新書のプロに会いに行こう
これまでに「謝罪大国ニッポン(著者:中川淳一郎)」や、「大塚明夫の声優塾(著者:大塚明夫)」「週末バックパッカー(著者:我妻弘崇)」などの新書を手がけてきた本当に新書を作ってる編集者の今井雄紀さんに、「売れる新書のタイトル」のポイントについてお聞きしました。
―今井さん、この中で売れそうな新書はありますか?
「うーん、そうですねぇ…。今の新書は帯も非常に大事なので、一概にタイトルだけでは判断が難しいですね…。中には帯を付けることで一気に映えるものもあると思います。例えばこれですね」
「仮にですけど、『今こそ夜這い!』みたいな帯を付けたら、タイトルに説得力が生まれて手に取ってみたくなるかもしれません」
―おお! 確かにただのひどい下ネタ本だったのが、一気に「昔の文化を見直す」みたいな趣に変わりますね!
「表紙から数ミリ小さいだけの全面帯というものも登場するくらいで、本当に帯の存在は重要です。なのでこの企画もタイトルと一緒に、帯もセットで考えてみてはどうでしょうか?」
―なるほど、知らない内にそんなに帯が重要な世界になっていたとは…。今回は「信じられないほどダルい」などの諸処の事情がありますので、タイトルだけでの判断をお願い致します!
「わかりました。すごく悩みましたが、今回見た中で『売れそうな新書』第1位は……」
「こちらです」
―おお…! これなんですか?! 決め手は一体何なんでしょうか?
「イオナズン・スライムという言葉が非常にキャッチーかつ、戦争という重いテーマとも噛みあうのでとても良いですね。見た人の頭に『?』が浮かぶので、思わず手に取りたくなるタイトルだと思います」
―なるほど…、そう言われると良いタイトルに見えてくるから不思議です。
「ただ当たり前ですが、内容はちゃんとドラクエと関係していないとダメですね。キャラクターの使用許諾はもちろん、堀井雄二さんとの対談があるとか」
―まあ、内容は、この際いいじゃないですか。本は書きたくないけど夢だけを見ていたいんです…。ちなみに『すごく悩んだ』と仰ってましたが、惜しかったタイトルってどれでしょう?
「3冊あるんですが、まずはこれですね」
「難しいものをわかりやすく解説するっていうのは単純に需要があります。ただ、『ブラックマンデーは皿づまり!?』を頭に持ってきてもいいかなと思いますね。こういう人を引き付けるワードは頭に持ってくるべきです」
―なるほど! そこがクリアされてたら1位だったかもしれないですね。他はどれでしょう?
「2冊目はこれです。新書を買う層は50代~60代が多いので、健康・美容系はテーマとしてそもそも強いので売れると思います」
―でもこれ「スケベな運送屋」とか書いてますが、それはいいんですか…?
「確かにそこは懸念点ですが、『自分なんてただのスケベな運送屋ですから』という謙虚な感じがして、逆にいいかもしれません」
―本当ですか?「スケベな運送屋」に関してめちゃめちゃポジティブな捉え方ですね。
「3冊目は条件付きでこれです」
―これですか?! 正直、これが売れるとは思わないんですが、条件って一体何ですか?
「リュウが書けば売れます」
―じゃあ無理だろ。
「そうですね。現実的に無理だなと考えたので外しましたが、著者が誰かによってタイトルの説得力も大きく変わるということです」
―なるほど、奥が深いですね…。では最後に、これは絶対売れないという本も教えてください!

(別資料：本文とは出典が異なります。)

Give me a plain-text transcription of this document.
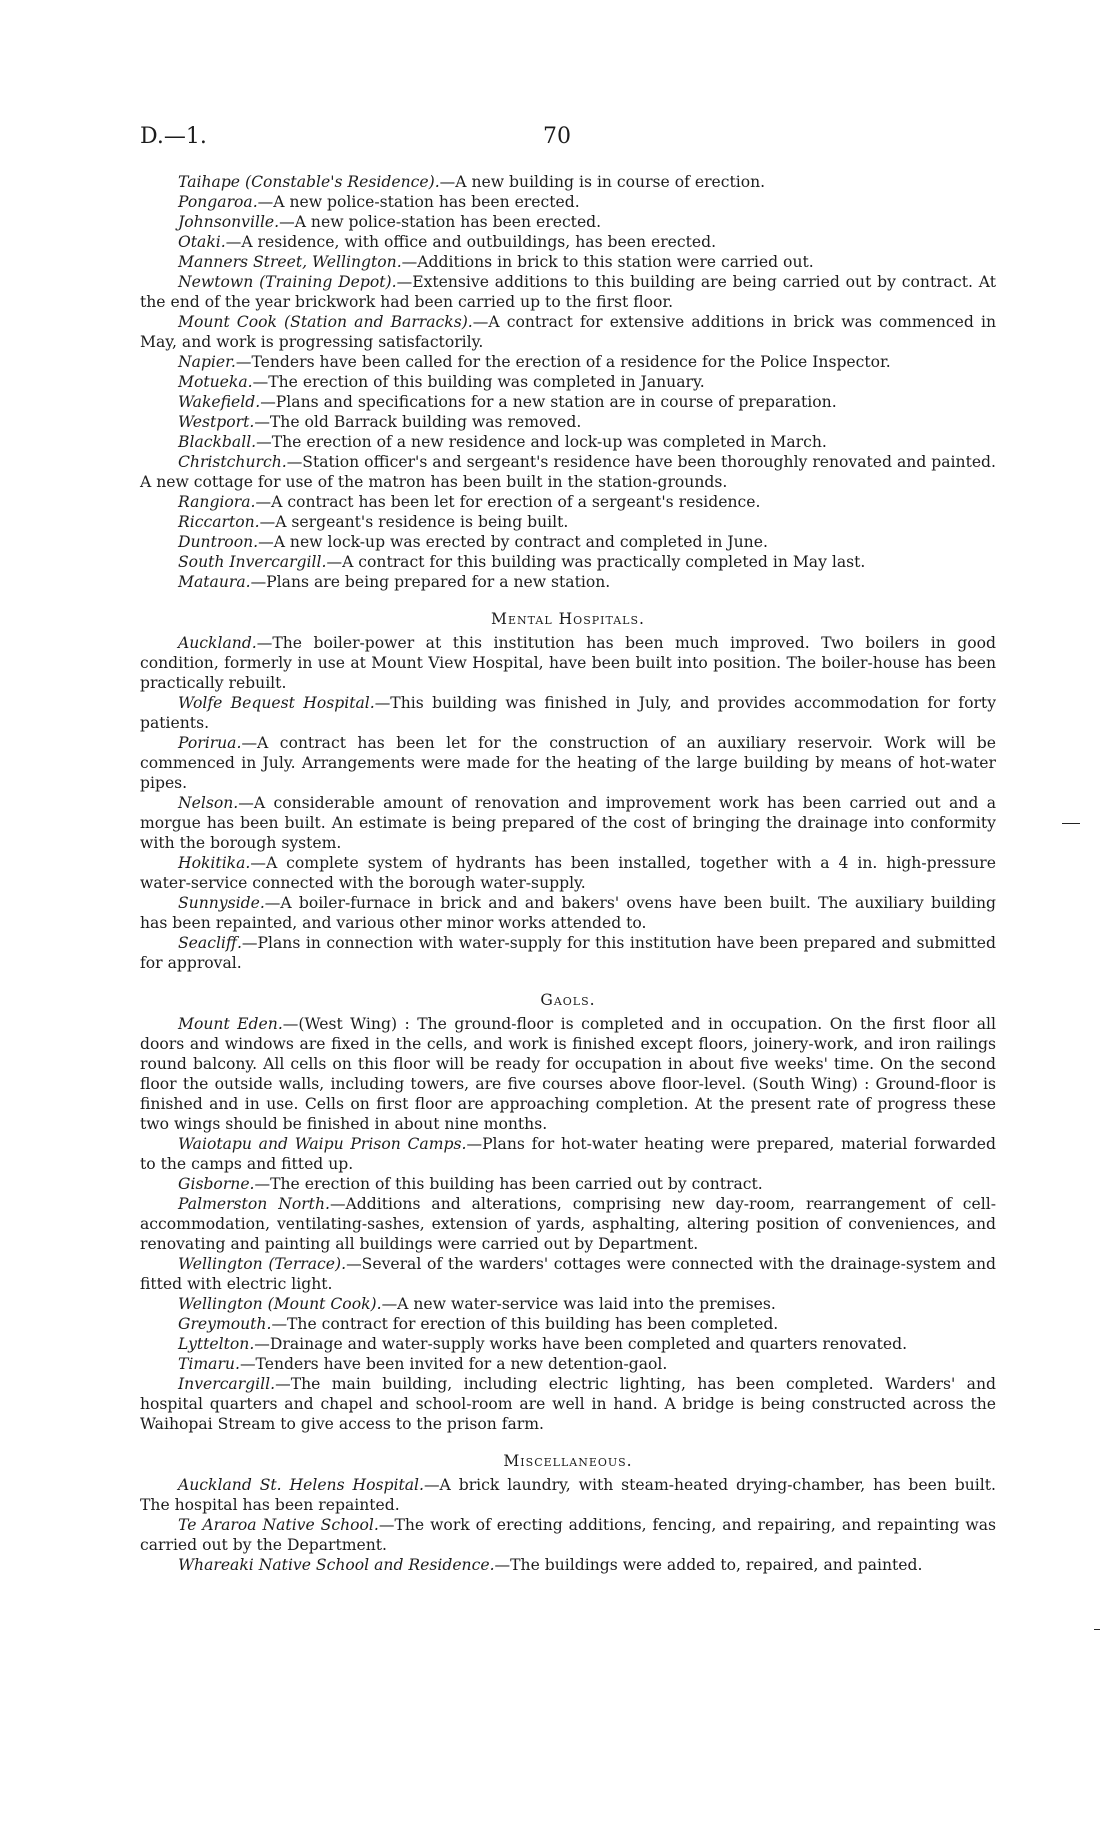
D.—1.	70

Taihape (Constable's Residence).—A new building is in course of erection.

Pongaroa.—A new police-station has been erected.

Johnsonville.—A new police-station has been erected.

Otaki.—A residence, with office and outbuildings, has been erected.

Manners Street, Wellington.—Additions in brick to this station were carried out.

Newtown (Training Depot).—Extensive additions to this building are being carried out by contract. At the end of the year brickwork had been carried up to the first floor.

Mount Cook (Station and Barracks).—A contract for extensive additions in brick was commenced in May, and work is progressing satisfactorily.

Napier.—Tenders have been called for the erection of a residence for the Police Inspector.

Motueka.—The erection of this building was completed in January.

Wakefield.—Plans and specifications for a new station are in course of preparation.

Westport.—The old Barrack building was removed.

Blackball.—The erection of a new residence and lock-up was completed in March.

Christchurch.—Station officer's and sergeant's residence have been thoroughly renovated and painted. A new cottage for use of the matron has been built in the station-grounds.

Rangiora.—A contract has been let for erection of a sergeant's residence.

Riccarton.—A sergeant's residence is being built.

Duntroon.—A new lock-up was erected by contract and completed in June.

South Invercargill.—A contract for this building was practically completed in May last.

Mataura.—Plans are being prepared for a new station.

Mental Hospitals.

Auckland.—The boiler-power at this institution has been much improved. Two boilers in good condition, formerly in use at Mount View Hospital, have been built into position. The boiler-house has been practically rebuilt.

Wolfe Bequest Hospital.—This building was finished in July, and provides accommodation for forty patients.

Porirua.—A contract has been let for the construction of an auxiliary reservoir. Work will be commenced in July. Arrangements were made for the heating of the large building by means of hot-water pipes.

Nelson.—A considerable amount of renovation and improvement work has been carried out and a morgue has been built. An estimate is being prepared of the cost of bringing the drainage into conformity with the borough system.

Hokitika.—A complete system of hydrants has been installed, together with a 4 in. high-pressure water-service connected with the borough water-supply.

Sunnyside.—A boiler-furnace in brick and and bakers' ovens have been built. The auxiliary building has been repainted, and various other minor works attended to.

Seacliff.—Plans in connection with water-supply for this institution have been prepared and submitted for approval.

Gaols.

Mount Eden.—(West Wing) : The ground-floor is completed and in occupation. On the first floor all doors and windows are fixed in the cells, and work is finished except floors, joinery-work, and iron railings round balcony. All cells on this floor will be ready for occupation in about five weeks' time. On the second floor the outside walls, including towers, are five courses above floor-level. (South Wing) : Ground-floor is finished and in use. Cells on first floor are approaching completion. At the present rate of progress these two wings should be finished in about nine months.

Waiotapu and Waipu Prison Camps.—Plans for hot-water heating were prepared, material forwarded to the camps and fitted up.

Gisborne.—The erection of this building has been carried out by contract.

Palmerston North.—Additions and alterations, comprising new day-room, rearrangement of cell-accommodation, ventilating-sashes, extension of yards, asphalting, altering position of conveniences, and renovating and painting all buildings were carried out by Department.

Wellington (Terrace).—Several of the warders' cottages were connected with the drainage-system and fitted with electric light.

Wellington (Mount Cook).—A new water-service was laid into the premises.

Greymouth.—The contract for erection of this building has been completed.

Lyttelton.—Drainage and water-supply works have been completed and quarters renovated.

Timaru.—Tenders have been invited for a new detention-gaol.

Invercargill.—The main building, including electric lighting, has been completed. Warders' and hospital quarters and chapel and school-room are well in hand. A bridge is being constructed across the Waihopai Stream to give access to the prison farm.

Miscellaneous.

Auckland St. Helens Hospital.—A brick laundry, with steam-heated drying-chamber, has been built. The hospital has been repainted.

Te Araroa Native School.—The work of erecting additions, fencing, and repairing, and repainting was carried out by the Department.

Whareaki Native School and Residence.—The buildings were added to, repaired, and painted.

「うーん、それも非常に難しいのですが、強いて言えばこれですね」
―これはなんとなくわかる気がしますが、どういうところが悪いのでしょうか?
「タイトルに造語を入れるのはいいんですが、『味噌ギツネ』『即煮』と造語が2個以上入っていては意味がわかりません。造語は1個に留めて、他はそれをフォローして説明するようなタイトルにすべきですね」
―なるほど、確かにそうですね。でもこれに関しては「味噌ギツネ」というカードを入れた奴が一番悪いと思います。
「それは私もそう思います」
というわけで、新書のプロに太鼓判をいただいたこちらのタイトル、出版をお考えの出版社の方はオモコロまでご連絡ください(すぐさまスクエニから訴えられます)
みなさんも、何かのタイトルがどうしても思いつかない時はこの方法を試してみてはいかがでしょう? 時間をドブに投棄できます。